Nurses and midwives are facing into "yet another winter where they are left in impossible and often dangerous care environments," according to the Irish Nurses and Midwives Organisation (INMO)
Marking World Patient Safety Day, the union said 5,210 patients, including 100 children, have been left without a hospital bed since the start of September.
The INMO warned that persistent overcrowding in Irish hospitals is impacting patient care, and called for the HSE to attend the coming week's Emergency Department taskforce meeting "with renewed and workable solutions to reducing overcrowding".
INMO general secretary Phil Ní Sheaghdha said nurses and midwives provide exemplary care, "but the conditions in which they are expected to carry out their practise are getting worse with each passing day with the number of patients on trolleys in wards right across hospitals increases".

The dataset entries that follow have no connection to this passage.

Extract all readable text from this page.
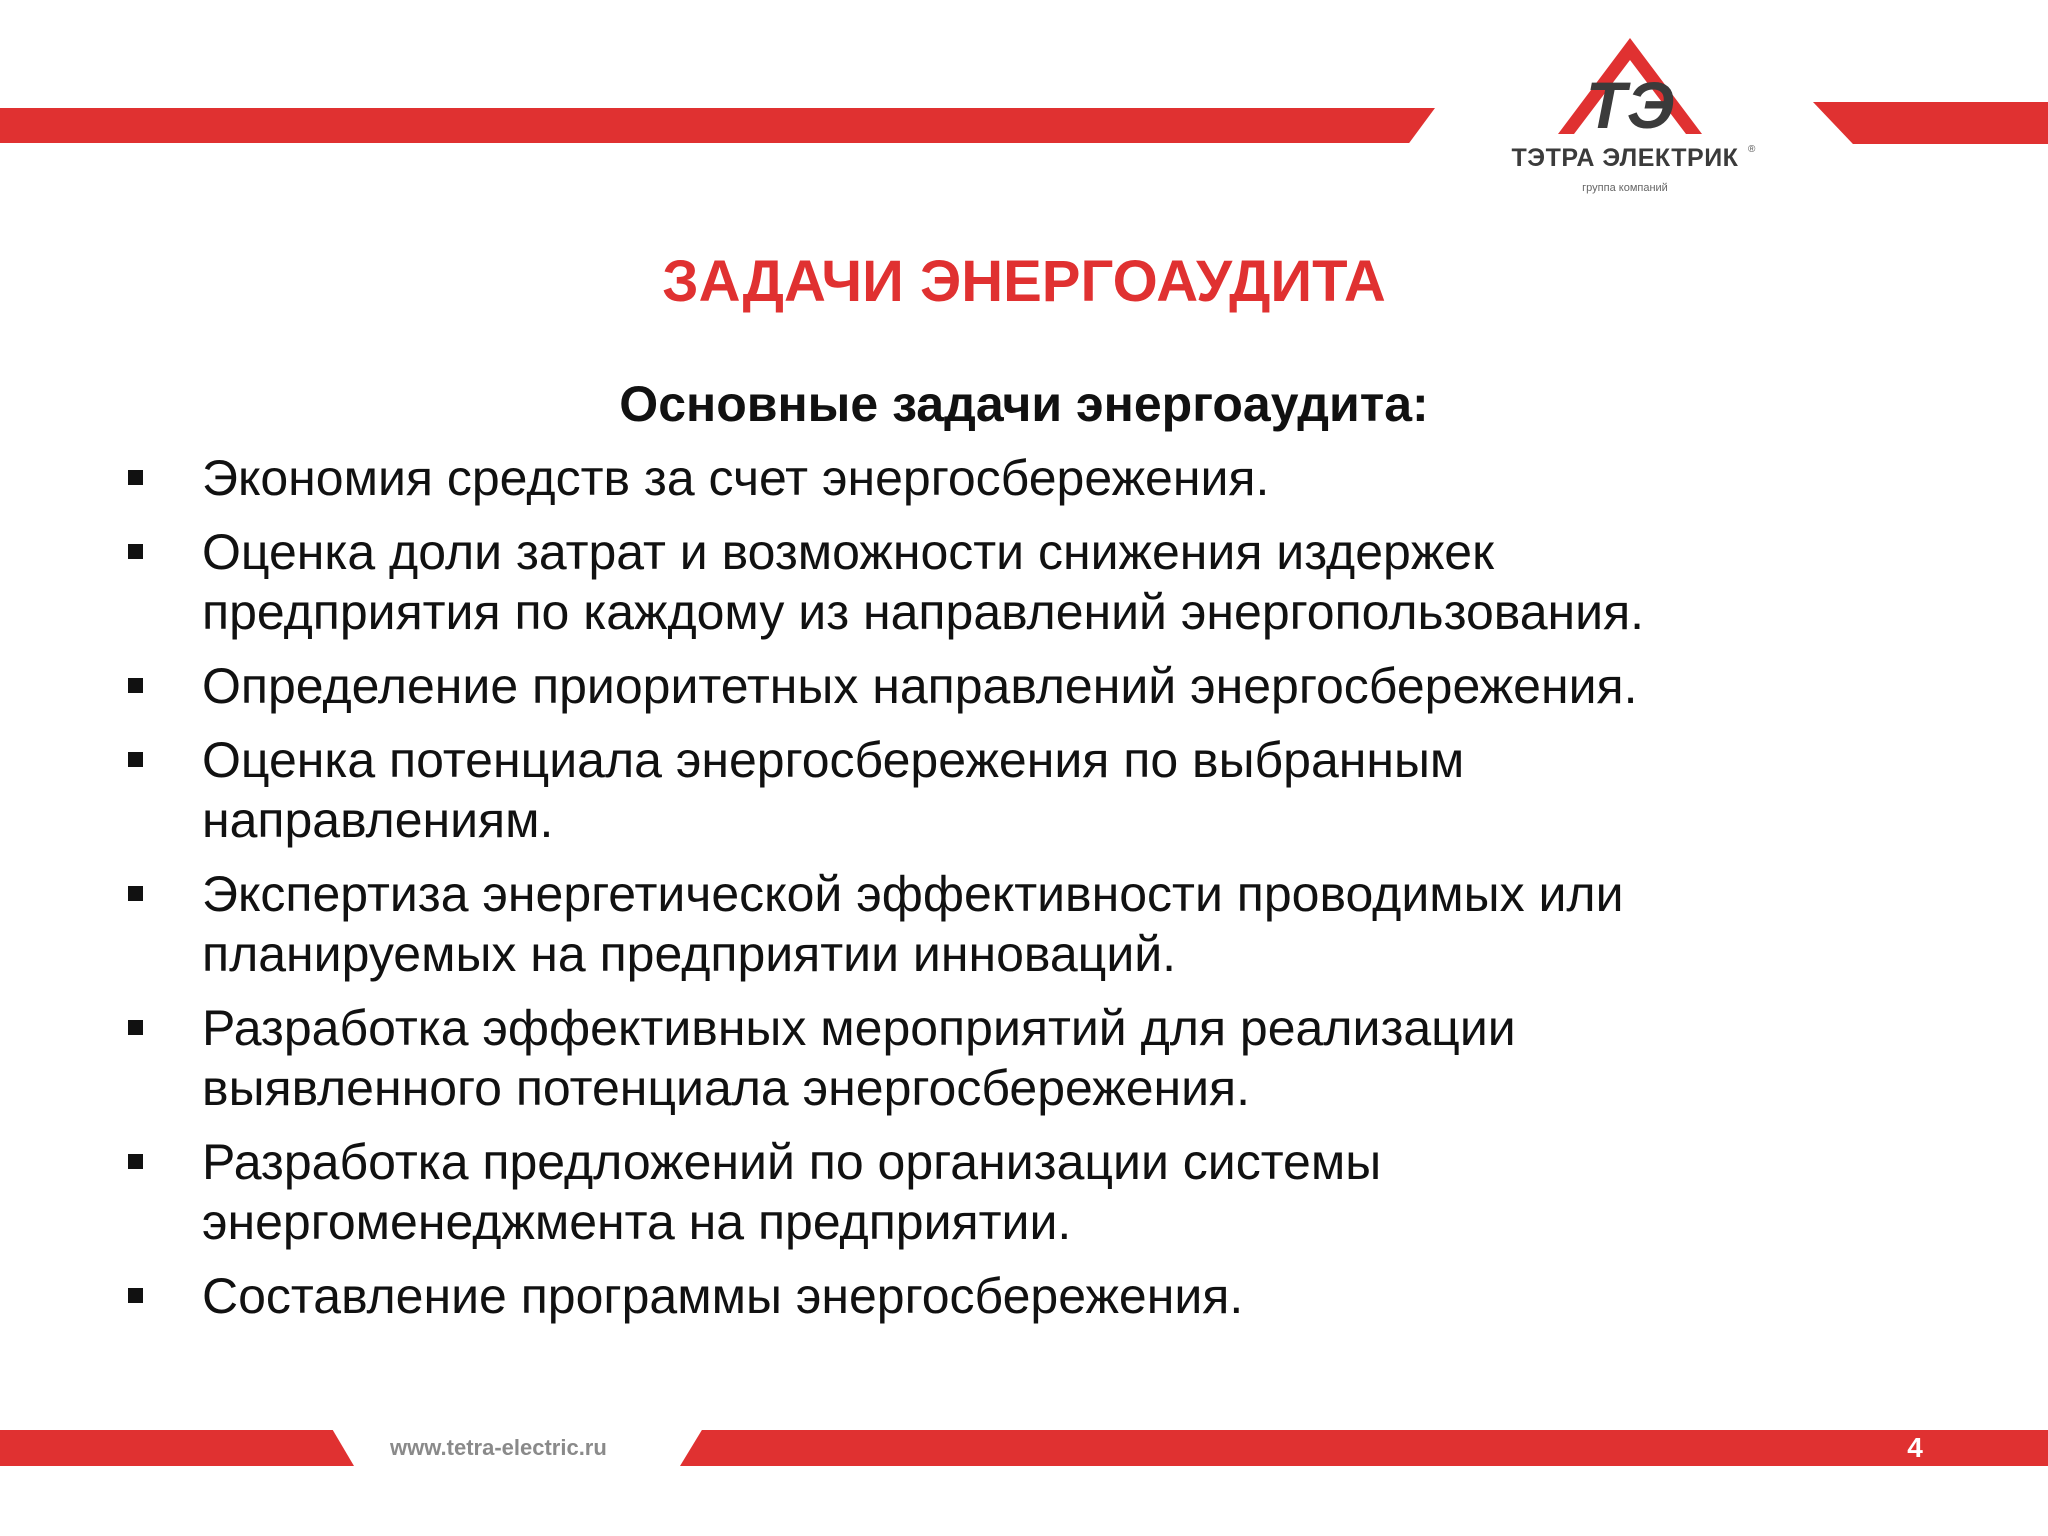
ТЭ
ТЭТРА ЭЛЕКТРИК ®
группа компаний
ЗАДАЧИ ЭНЕРГОАУДИТА
Основные задачи энергоаудита:
Экономия средств за счет энергосбережения.
Оценка доли затрат и возможности снижения издержек
предприятия по каждому из направлений энергопользования.
Определение приоритетных направлений энергосбережения.
Оценка потенциала энергосбережения по выбранным
направлениям.
Экспертиза энергетической эффективности проводимых или
планируемых на предприятии инноваций.
Разработка эффективных мероприятий для реализации
выявленного потенциала энергосбережения.
Разработка предложений по организации системы
энергоменеджмента на предприятии.
Составление программы энергосбережения.
www.tetra-electric.ru	4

"We know that overcrowding of this nature has significant impacts on the long-term health outcomes of any patient that spends more than six hours on a trolley," she added.
Ms Ní Sheaghdha said the HSE and individual hospital groups must "bring something new to the table" at Monday's taskforce meeting to tackle these challenging conditions over the coming months.
"Our members are reporting that significant overcrowding coupled with unmet recruitment and retention targets are making it impossible to provide safe care to those who need it most.
"Year-on-year we are having the same conversations about the very real impact hospital overcrowding is having on patient safety.
"Senior decision-makers must prioritise the de-escalation of overcrowded areas and remove these very real barriers to providing safe care to patients in our hospitals," she added.